Christian Großmann 16. September 2019
Christian Großmann
In der Klimadebatte können die realen Probleme der Menschen nicht einfach weggelächelt werden. Das meint der Vorsitzende der SGK Brandenburg Christian Großmann. In der Kohleregion Lausitz arbeiten Bürgerinnen und Bürger an einer Strategie für den Strukturwandel.

Das Thema des Klimawandels bestimmt weiter große Teile der öffentlichen Diskussion und bleibt in aller Munde. Auch ich hatte mich ja schon vor geraumer Zeit an dieser Stelle (gemeint ist die Brandenburg-Ausgabe der DEMO, d. Red.) mit den Fragen der Erderwärmung beschäftigt. Wie sehr diese Fragen die Menschen in unserem Land bewegen, belegen nicht zuletzt auch die jüngsten Wahlergebnisse; sie zeigen aber auch das Spaltungspotenzial, welches für unsere Gesellschaft in dieser Frage liegt.

Schließlich legten gerade die Parteien in der Wählergunst zu, die entweder explizit für stärkere Anstrengungen bei der CO2-Reduzierung und dem Kohleausstieg sind oder die den menschengemachten Klimawandel negieren und ein „Weiter so“ propagieren. Und es zeigt sich auch, dass Parteien, die zu diesem Thema kaum wahrnehmbar sind oder nicht kompetent erscheinen, weniger Zuspruch erfahren.

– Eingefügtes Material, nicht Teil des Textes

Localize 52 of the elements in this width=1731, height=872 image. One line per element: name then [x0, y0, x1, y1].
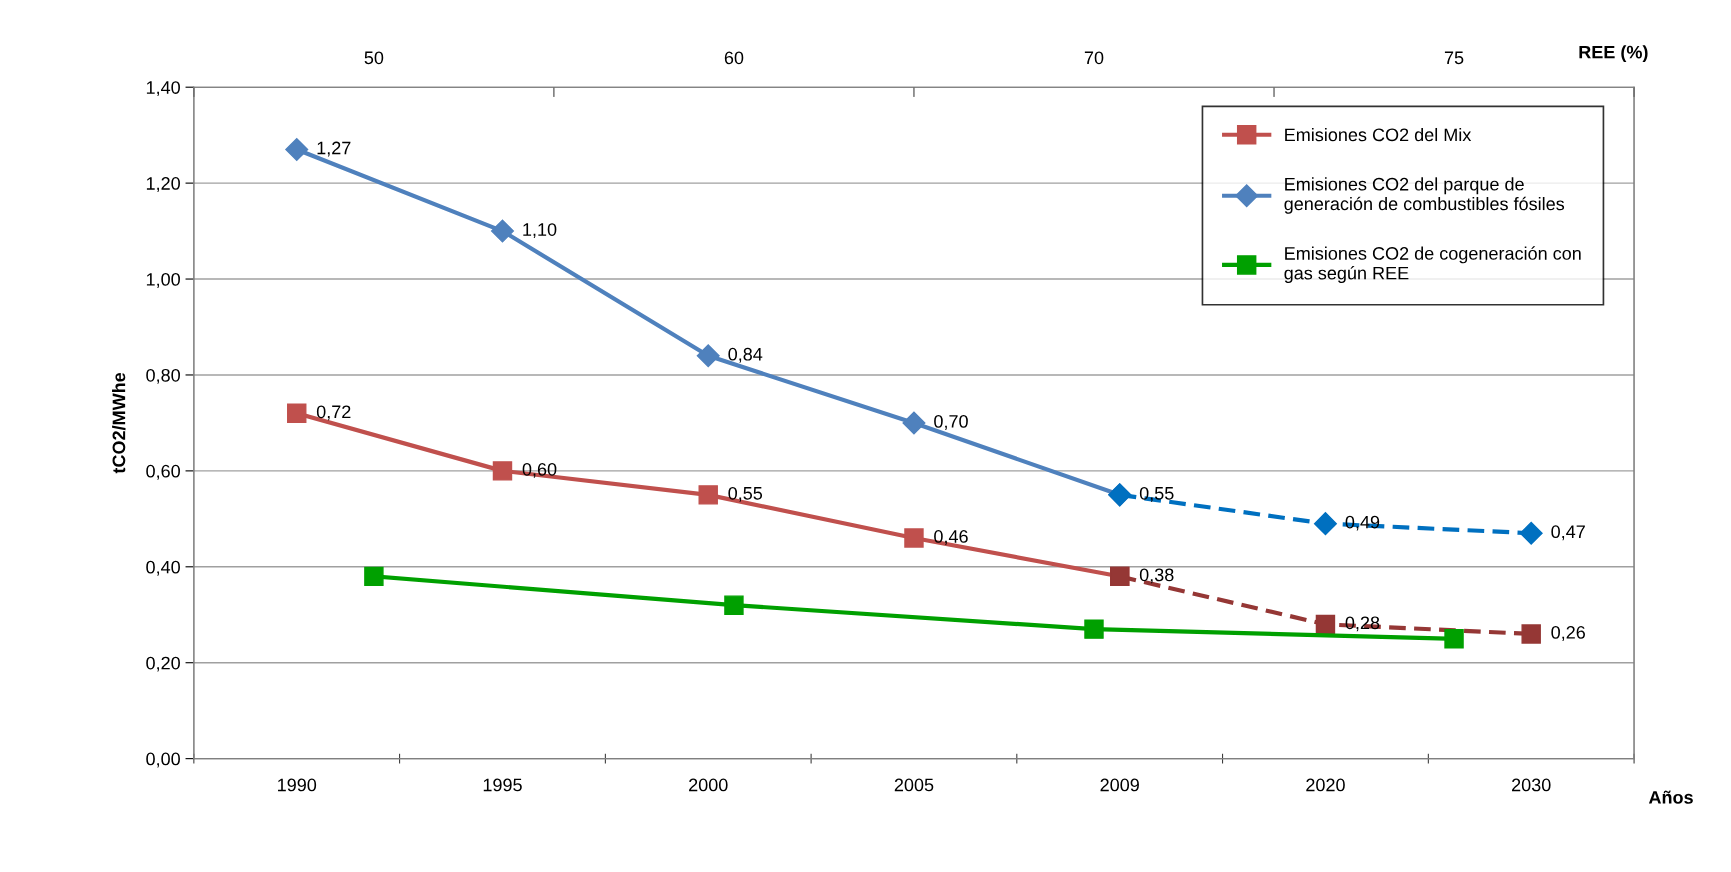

Viel Symbolpolitik bei Klimafragen

Allerdings ist die heiße Luft, die in der gesamten Klimadebatte mitunter erzeugt wird, schon beachtlich. Denn viele Beiträge der letzten Zeit fallen doch eher unter die Rubrik der symbolischen Politik. Der Vorschlag des bayerischen Ministerpräsidenten Söder nach Verankerung des Klimaschutzes im Grundgesetz spart noch keine Tonne CO2 ein. Und Papier ist geduldig, wie man beispielsweise an dem grundgesetzlichen Auftrag zur Herstellung gleichwertiger Lebensverhältnisse in der gesamten Bundesrepublik sieht.

In anderen Bereichen erinnert die Diskussion mitunter an Zahlenmystik, wenn sich besonders eifrige AktivistInnen mit immer kleineren Zahlen für das schnellstmögliche Austrittsjahr über-, nein unterbieten. Da beschleicht mich dann schon der Verdacht, dass der Bezug zur realen Welt, die doch bewahrt werden soll, mitunter aus dem Blick gerät.

Die reale Welt zeigt sich am deutlichsten in den Städten und Gemeinden; nicht umsonst sind die kommunalpolitisch Aktiven auch am dichtesten an den Themen der Menschen vor Ort dran. Und genau dort werden aus den abstrakten Zahlen der „großen“ Politik konkrete Eingriffe in die Lebenswelten von ganz normalen Menschen aus Fleisch und Blut.

Probleme Weglächeln hilft nicht

Das Postulat vom globalen Denken und lokalen Handeln erfährt damit eine gewisse Sinnumkehrung: So fordert die Klimadiskussion um die globale Erwärmung und den weltweiten CO2-Ausstoß einschneidende Handlungen in einzelnen Regionen ein. Aber was macht das mit der Region, was macht der damit einhergehende regionale Strukturwandel mit den betroffenen Menschen? Welche sozialen, psychischen und wirtschaftlichen Rückwirkungen müssen sie bewältigen und wie gelingt dies am besten? Das sind die Fragen, die hinter der abstrakten Diskussion um die Jahreszahl 2020, 2030 oder 2038 stehen. Und das sind die Fragen, auf die alle politisch Aktiven befriedigende Antworten geben müssen, wenn Sie den betroffenen Menschen ihre Ängste nehmen wollen.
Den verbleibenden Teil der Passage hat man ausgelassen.